Common Mammal Species:
White-tailed deer (Odocoileus virginianus), coyote (Canis latran), gray wolf (Canis lupus), raccoon (Procyon lotor), Virginia opossum (Didelphis virginiana), gray squirrel (Sciurus carolinensis), bobcat (Felis rufus).
Common Bird Species:
American bald eagle (Haliaeetus leucocephalus), pileated woodpecker (Dryocopus, pileatus), common turkey (Meleagris gallopavo).

Related Reports and Publications

Gates, R.J. 1995. Wood duck population and habitat investigation.

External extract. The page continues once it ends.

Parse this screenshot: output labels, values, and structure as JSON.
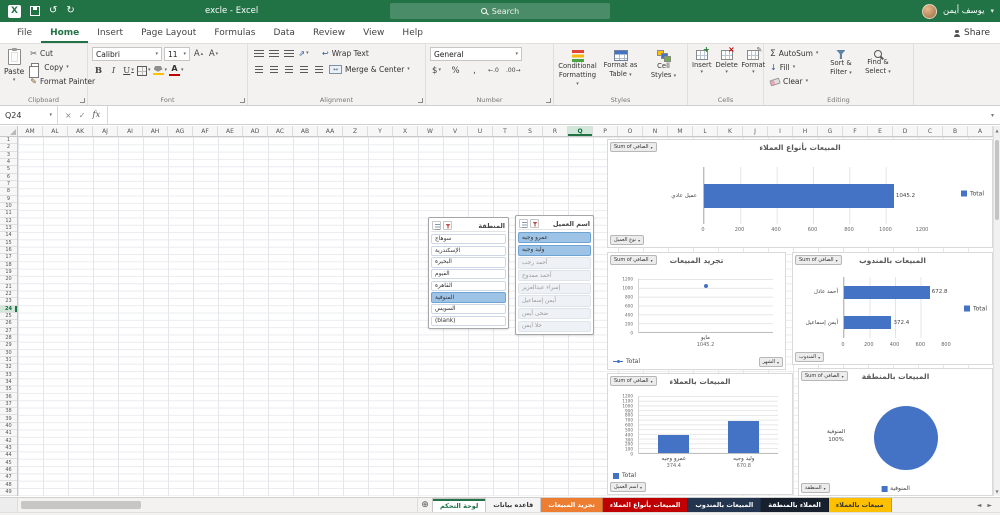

Study No. 1: Population monitoring and habitat relationships of Wood ducks in southern Illinois. Final Report W-121-R. Southern Illinois University at Carbondale, Cooperative Wildlife Research Lab.

Hutchinson, Max D. 1988. Establishment record for the Atwood Ridge Research Natural Area within the Shawnee National Forest, Union County, Illinois. (pdf) Unpublished report on file at the Northern Research Station, Rhinelander, and the Shawnee Supervisor's office, Harrisburg, IL. 71 pages with appendices.

McCoy, R.A. 1997. Vegetation Analysis and Effects of Controlled Fire at Atwood Ridge Research Natural Area Union County, Illinois. M.S. Thesis, Department of Plant Biology, Southern Illinois University at Carbondale.

Sewell, Matthew. 2003. Biosystematics of the Phacelia ranunculacea complex (Hydrophyllaceae). A thesis submitted to the faculty of Miami University, Oxford, Illinois. 59 pp.

Sewell, Matthew, M.A. Vincent. 2006. Biosystematics of the Phacelia ranunculacea complex (Hydrophyllacea). Castanea 71: 192-209.